Servidora posta declaração de amor ao invés de movimentação processual: 'Te amo'
Foto: Reprodução / NSC Total

Uma servidora do Tribunal de Justiça de Santa Catarina teria postado uma declaração de amor em comemoração aos três meses de namoro ao invés de uma movimentação processual de uma ação no site da Corte. De acordo com o site NSC Total, a declaração foi postada em um processo de prisão em flagrante por crime contra o sistema nacional de armas e por tráfico de drogas que tramitava na 2ª Vara Criminal. Até a manhã desta quinta-feira (11) o texto continuava no sistema e só foi retirado à tarde. Em nota, o Tribunal de Justiça declarou que "lamenta o equívoco registrado na movimentação processual em tela e esclarece a responsável já foi identificada, repreendida e advertida sobre a impropriedade e as consequências de seu lapso". Veja o texto da servidora na íntegra: "Oie meu amor, Sim... passaram-se 3 meses!!!! Meses de muita dedicação, amor, carinho, fidelidade, cumplicidade, risadas e bons momentos.
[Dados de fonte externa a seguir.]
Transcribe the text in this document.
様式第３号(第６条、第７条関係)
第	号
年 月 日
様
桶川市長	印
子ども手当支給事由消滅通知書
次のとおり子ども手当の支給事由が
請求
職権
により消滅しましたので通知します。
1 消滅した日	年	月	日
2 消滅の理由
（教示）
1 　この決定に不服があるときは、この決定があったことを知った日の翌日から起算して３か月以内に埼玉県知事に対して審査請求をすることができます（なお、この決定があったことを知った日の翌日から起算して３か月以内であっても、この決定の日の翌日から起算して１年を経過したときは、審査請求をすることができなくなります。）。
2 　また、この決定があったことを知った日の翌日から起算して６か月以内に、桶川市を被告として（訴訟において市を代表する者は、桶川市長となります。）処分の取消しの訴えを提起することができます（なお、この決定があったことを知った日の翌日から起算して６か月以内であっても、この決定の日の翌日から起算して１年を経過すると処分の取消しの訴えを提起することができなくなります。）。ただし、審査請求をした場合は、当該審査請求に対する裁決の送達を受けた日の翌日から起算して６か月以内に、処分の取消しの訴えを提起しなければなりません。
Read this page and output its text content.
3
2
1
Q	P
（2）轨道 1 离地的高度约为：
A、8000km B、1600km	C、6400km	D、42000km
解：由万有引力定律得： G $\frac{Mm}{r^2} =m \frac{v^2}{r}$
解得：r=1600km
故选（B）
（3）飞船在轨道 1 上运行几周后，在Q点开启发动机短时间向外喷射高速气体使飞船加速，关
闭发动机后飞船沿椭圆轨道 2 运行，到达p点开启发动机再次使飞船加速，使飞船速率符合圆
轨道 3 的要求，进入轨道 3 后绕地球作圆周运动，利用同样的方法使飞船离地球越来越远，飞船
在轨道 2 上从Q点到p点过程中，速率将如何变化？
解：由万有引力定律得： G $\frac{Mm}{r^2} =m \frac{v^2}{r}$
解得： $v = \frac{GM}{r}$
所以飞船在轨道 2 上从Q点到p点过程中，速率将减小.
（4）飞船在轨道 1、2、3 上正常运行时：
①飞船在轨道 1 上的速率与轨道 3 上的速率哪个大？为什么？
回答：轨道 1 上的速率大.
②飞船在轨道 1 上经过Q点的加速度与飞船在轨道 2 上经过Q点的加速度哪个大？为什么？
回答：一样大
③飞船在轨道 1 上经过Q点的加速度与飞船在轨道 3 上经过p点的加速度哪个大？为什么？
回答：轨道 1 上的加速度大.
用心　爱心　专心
Te conhecer e está ao seu lado está sendo um presente...presente este que sempre pedi ao Universo, mas lá no fundo do coração achava que pessoa como você já não existisse mais,... porém me surpreendi e no dia 07/10/2017 conheci você!! Uma pessoa dedicada, linda, por dentro e por fora, carinhosa, atenciosa, preocupada, amiga, enfim, qualidades que não caberiam em um e-mail. Sou muito feliz por estar ao seu lado e poder compartilhar bons momentos, aprender e ensinar muitas coisas. Somos acima de tudo grandes amigos e amantes e isso fortalece nossa relação. Amor, você é um ser iluminado e especial, com qualidades raras de se encontrar, por isso sou muito agradecida por está ao seu lado e poder compartilhar momentos tão especiais nesses 3 meses. Desejo que o nosso amor seja eterno, que possamos nos manter unidos com muito amor e alegria, que possamos aprender e superar as dificuldades sempre unidos e apaixonados. Te amo muito meu amor, Beijos".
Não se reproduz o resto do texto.